Tentu, Anda bisa meledakkan “Cinderella”. Ini adalah negara bebas dan sandal kaca berada dalam domain publik. Namun ceritanya sudah subversif sebelum menjadi kacau. “Cinderella,” yang tidak buruk, lebih dari sekadar judul dan merek: ini adalah cerita rakyat ikonik yang berakar pada diskriminasi kelas sejak zaman Yunani kuno, dengan versi-versi yang berasal dari Vietnam, Tiongkok, dan Italia yang muncul, antara lain, bahkan jika Brothers Grimm menambahkan elemen yang paling terkenal, dan kemudian “Rodgers dan Hammerstein” secara alami membuat musik semuanya. Cukup menyenangkan juga. Mendesah.
Apa persamaan dari semua versi ini? Rakyat jelata yang berkulit gelap dan tidak menonjolkan diri menikah dengan bangsawan. “Cinderella” adalah sebuah karya aspirasional, sebuah fantasi, sesuatu yang dapat tumbuh dan kemudian segera hilang, seiring dengan semakin langkanya ibu peri dan struktur kekuatan realitas yang menghilangkan begitu banyak impian kita.
Masalah pertama dengan “Bad Cinderella” adalah judulnya. Bukan umpan untuk orang tua yang memiliki anak. Yang kedua adalah Cinderella, yang diperankan secara liar oleh Linedy Genao seolah-olah dia sedang menampilkan versi yang lebih baik dari peran utama dalam “Juno”, bukanlah orang yang tidak dikenal yang duduk di ruang cuci dan tampil hanya untuk burung. Di sisi lain Dia memiliki ibu tiri (Carolee Carmello) dan dua saudara perempuan yang tidak jelek, diperankan oleh Sami Gayle dan Morgan Higgins. Tapi Cinderella sendiri, seperti judulnya, memang buruk. Saat ini, dia sudah menjadi tokoh terkenal yang berkeliling kota dengan merusak patung dan hal-hal yang sedikit memalukan lainnya.
Meski begitu, dia sudah mengenal seorang Pangeran, Sebastian (Jordan Dobson). Sekarang dia bukan Pangeran Tampan (yaitu Cameron Loyal), putra tertua Ratu (Grace McLean). Tapi Sebastian adalah pria yang lebih keren, atau setidaknya terlihat seperti itu di sebagian besar pertunjukan. Namun mereka tetap berteman dan mungkin bisa meninggalkan panggung kapan saja tanpa bantuan Ibu Peri (sekarang hanya Ibu baptis, diperankan oleh Christina Acosta Robinson), pelatih, kuda, atau elemen lain dari tata nama “Cinderella”.
Pada satu titik menjelang akhir pertunjukan, Cinderella mulai terobsesi dengan keinginannya untuk bebas. “Kapan kamu tidak ada waktu luang?” kamu bertanya pada dirimu sendiri. “Bukannya kami melihatmu menggosok lantai.”
Sejujurnya, bagi saya rasanya Fenell lebih dipengaruhi oleh kerajaan Inggris yang disfungsional daripada dongeng omni-kultural mana pun. Ada sedikit Meghan di Cinderella, setidaknya seperti yang terlihat di South Park, dan Harry di Sebastian yang lembut dan rentan, bahkan mengisyaratkan bahwa dia adalah “Cadangan”. Itu akan membuat Pangeran Tampan berperan sebagai William, dan analoginya bekerja dengan baik sampai akhir, dan saya tidak ingin kakak laki-laki itu Deus ex mesin pilihan.

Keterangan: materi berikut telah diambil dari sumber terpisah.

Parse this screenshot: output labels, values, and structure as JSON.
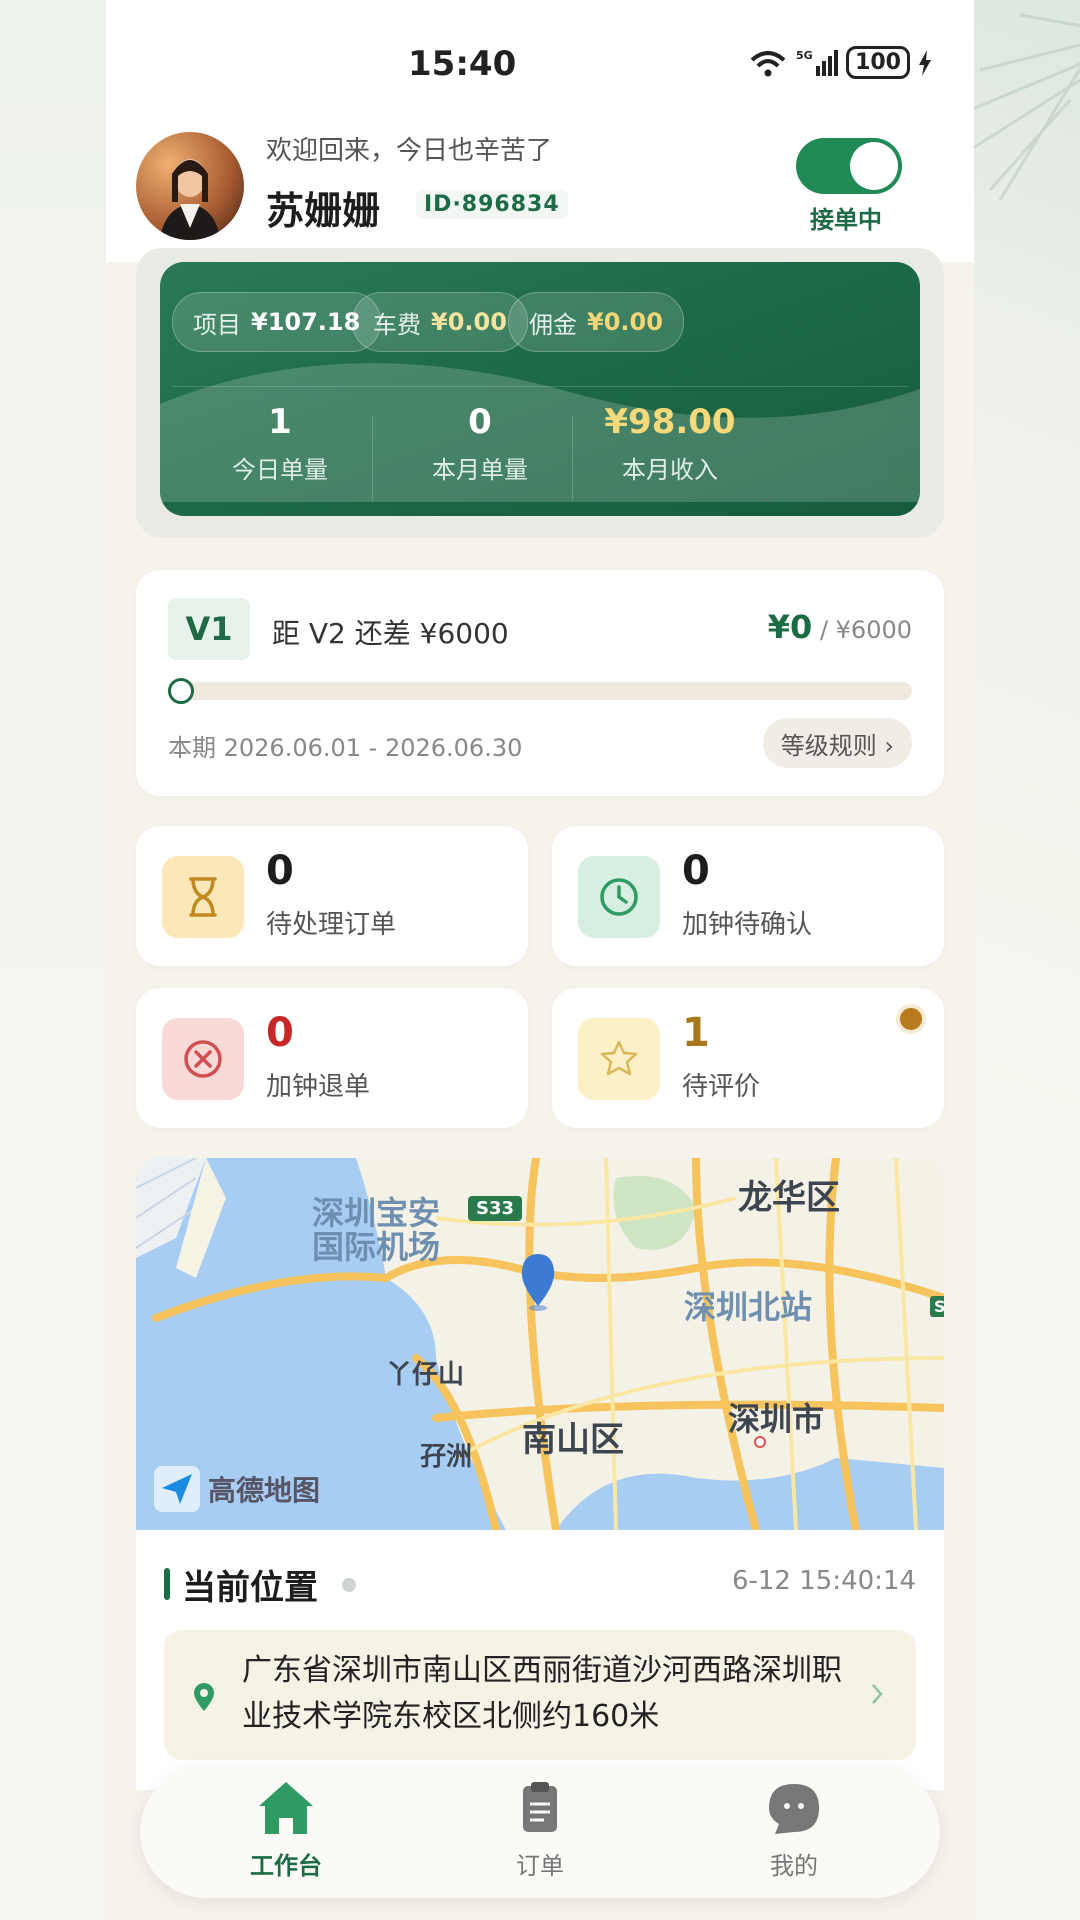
{
  "status_bar": {
    "time": "15:40",
    "signal": "5G",
    "wifi": "6",
    "battery": "100"
  },
  "header": {
    "welcome": "欢迎回来，今日也辛苦了",
    "name": "苏姗姗",
    "id_label": "ID·896834",
    "toggle_label": "接单中",
    "toggle_on": true
  },
  "earnings": {
    "pills": [
      {
        "label": "项目",
        "value": "¥107.18"
      },
      {
        "label": "车费",
        "value": "¥0.00"
      },
      {
        "label": "佣金",
        "value": "¥0.00"
      }
    ],
    "stats": [
      {
        "value": "1",
        "label": "今日单量"
      },
      {
        "value": "0",
        "label": "本月单量"
      },
      {
        "value": "¥98.00",
        "label": "本月收入"
      }
    ]
  },
  "level": {
    "badge": "V1",
    "text": "距 V2 还差 ¥6000",
    "current": "¥0",
    "target": "/ ¥6000",
    "progress": 0,
    "period": "本期 2026.06.01 - 2026.06.30",
    "rules_label": "等级规则 ›"
  },
  "tiles": [
    {
      "value": "0",
      "label": "待处理订单",
      "icon": "hourglass-icon"
    },
    {
      "value": "0",
      "label": "加钟待确认",
      "icon": "clock-icon"
    },
    {
      "value": "0",
      "label": "加钟退单",
      "icon": "cancel-icon"
    },
    {
      "value": "1",
      "label": "待评价",
      "icon": "star-icon"
    }
  ],
  "map": {
    "labels": {
      "airport1": "深圳宝安",
      "airport2": "国际机场",
      "s33": "S33",
      "longhua": "龙华区",
      "north_station": "深圳北站",
      "yazaishan": "丫仔山",
      "nanshan": "南山区",
      "shenzhen": "深圳市",
      "mazhou": "孖洲",
      "s_edge": "S"
    },
    "provider": "高德地图"
  },
  "location": {
    "title": "当前位置",
    "timestamp": "6-12 15:40:14",
    "address": "广东省深圳市南山区西丽街道沙河西路深圳职业技术学院东校区北侧约160米"
  },
  "nav": [
    {
      "label": "工作台",
      "icon": "home-icon",
      "active": true
    },
    {
      "label": "订单",
      "icon": "clipboard-icon",
      "active": false
    },
    {
      "label": "我的",
      "icon": "profile-icon",
      "active": false
    }
  ],
  "colors": {
    "brand": "#1d6b45",
    "accent_gold": "#f6d97a",
    "danger": "#c62828"
  }
}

Lloyd Webber telah menulis nomor judul yang menjelaskan dirinya sendiri, yang menarik dan dilengkapi dengan potongan asli dari Genao. Ada beberapa balada yang harus dinikmati oleh para penggemarnya (yang akan selalu termasuk saya) dan beberapa momen dari dinding suara khas Lloyd Webber (makan sepenuh hati, Phil Spector), yang bagi saya merupakan pemicu positif dari begitu banyak hal. berasal dari kecintaan awal saya pada musikal.
Namun, bersama dengan koreografi JoAnn M. Hunter, di beberapa tempat, itulah semua hal positif yang dimiliki oleh pertunjukan yang agak mengerikan ini.

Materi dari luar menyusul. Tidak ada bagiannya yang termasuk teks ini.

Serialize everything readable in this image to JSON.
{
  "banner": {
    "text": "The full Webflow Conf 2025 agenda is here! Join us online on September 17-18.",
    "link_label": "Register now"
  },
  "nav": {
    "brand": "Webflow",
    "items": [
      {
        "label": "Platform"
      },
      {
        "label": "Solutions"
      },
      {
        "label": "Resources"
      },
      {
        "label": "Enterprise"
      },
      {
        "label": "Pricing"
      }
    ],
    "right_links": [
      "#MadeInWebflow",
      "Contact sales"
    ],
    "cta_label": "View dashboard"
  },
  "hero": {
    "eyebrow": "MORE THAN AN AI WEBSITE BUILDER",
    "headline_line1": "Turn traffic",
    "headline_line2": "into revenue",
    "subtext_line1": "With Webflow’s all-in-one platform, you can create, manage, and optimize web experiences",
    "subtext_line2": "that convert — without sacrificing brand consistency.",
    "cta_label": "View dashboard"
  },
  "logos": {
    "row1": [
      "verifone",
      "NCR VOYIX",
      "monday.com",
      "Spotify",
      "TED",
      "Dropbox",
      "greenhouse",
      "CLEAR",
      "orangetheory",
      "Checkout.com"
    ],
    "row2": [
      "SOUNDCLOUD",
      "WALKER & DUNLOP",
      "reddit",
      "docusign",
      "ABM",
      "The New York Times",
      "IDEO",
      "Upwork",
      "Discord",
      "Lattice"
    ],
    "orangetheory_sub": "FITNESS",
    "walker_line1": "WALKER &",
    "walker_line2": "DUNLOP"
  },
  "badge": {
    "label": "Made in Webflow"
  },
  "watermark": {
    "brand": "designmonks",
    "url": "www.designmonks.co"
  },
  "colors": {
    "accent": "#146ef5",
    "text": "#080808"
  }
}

Seringkali Anda merasa seperti sedang menonton pertunjukan yang dipentaskan di tempat yang salah di jalan: desain Gabriela Tylesova memiliki banyak potongan-potongan Cinderella-y yang berliku-liku, tetapi semuanya terlihat sama. Seperti upaya komedi.

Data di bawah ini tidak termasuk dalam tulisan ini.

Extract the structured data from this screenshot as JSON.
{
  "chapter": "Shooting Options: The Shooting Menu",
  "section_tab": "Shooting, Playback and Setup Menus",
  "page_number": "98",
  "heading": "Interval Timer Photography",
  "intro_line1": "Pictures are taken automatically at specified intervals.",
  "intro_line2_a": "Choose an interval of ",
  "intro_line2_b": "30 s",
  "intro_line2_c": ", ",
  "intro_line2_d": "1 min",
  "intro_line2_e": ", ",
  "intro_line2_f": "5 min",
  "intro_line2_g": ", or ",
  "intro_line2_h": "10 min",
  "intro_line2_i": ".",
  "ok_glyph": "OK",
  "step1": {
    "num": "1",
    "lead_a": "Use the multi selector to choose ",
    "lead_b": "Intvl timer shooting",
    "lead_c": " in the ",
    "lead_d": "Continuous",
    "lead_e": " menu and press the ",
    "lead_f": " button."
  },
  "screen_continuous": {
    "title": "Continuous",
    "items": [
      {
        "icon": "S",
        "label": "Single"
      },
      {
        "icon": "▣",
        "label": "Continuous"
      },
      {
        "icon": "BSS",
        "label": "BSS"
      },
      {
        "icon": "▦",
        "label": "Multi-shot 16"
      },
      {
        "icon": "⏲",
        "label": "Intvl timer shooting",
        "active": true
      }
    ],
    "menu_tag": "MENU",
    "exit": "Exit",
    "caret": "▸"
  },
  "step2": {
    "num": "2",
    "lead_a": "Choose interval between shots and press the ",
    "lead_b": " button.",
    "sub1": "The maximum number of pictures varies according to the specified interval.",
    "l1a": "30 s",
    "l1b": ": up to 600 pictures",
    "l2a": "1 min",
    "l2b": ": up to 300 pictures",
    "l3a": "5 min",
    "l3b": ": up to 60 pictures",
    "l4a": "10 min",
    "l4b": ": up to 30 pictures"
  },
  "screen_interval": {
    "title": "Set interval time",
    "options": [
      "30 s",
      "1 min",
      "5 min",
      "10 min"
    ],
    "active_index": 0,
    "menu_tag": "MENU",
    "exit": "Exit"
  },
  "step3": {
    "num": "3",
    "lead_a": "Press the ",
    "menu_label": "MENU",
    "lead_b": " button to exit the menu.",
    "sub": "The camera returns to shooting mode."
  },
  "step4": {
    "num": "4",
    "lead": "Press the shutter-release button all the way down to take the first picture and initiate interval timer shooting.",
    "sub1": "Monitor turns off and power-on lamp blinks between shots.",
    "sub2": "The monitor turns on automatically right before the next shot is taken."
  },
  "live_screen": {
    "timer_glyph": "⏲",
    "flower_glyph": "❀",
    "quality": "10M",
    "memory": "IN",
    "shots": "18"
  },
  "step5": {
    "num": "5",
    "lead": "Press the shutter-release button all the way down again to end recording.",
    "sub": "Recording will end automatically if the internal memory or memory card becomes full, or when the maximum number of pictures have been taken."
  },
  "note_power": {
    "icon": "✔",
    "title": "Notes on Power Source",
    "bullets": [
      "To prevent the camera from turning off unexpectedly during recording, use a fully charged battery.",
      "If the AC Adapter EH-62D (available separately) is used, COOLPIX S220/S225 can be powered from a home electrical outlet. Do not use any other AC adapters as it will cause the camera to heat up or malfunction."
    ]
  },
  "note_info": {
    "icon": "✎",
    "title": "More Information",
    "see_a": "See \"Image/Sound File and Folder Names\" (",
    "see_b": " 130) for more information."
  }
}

Di bagian atas acara, Anda berpikir Anda telah mendarat di kota Belle di “Beauty and the Beast,” tapi kemudian Anda mendapatkan sebuah lagu berjudul, saya tidak bercanda, “Roti dan Mawar,” dan didedikasikan untuk warga kota yang khususnya penggemar. -belakang penari. Orang-orang itu sangat baik melakukannya dan kita hanya bisa berharap cek mereka terus dilunasi.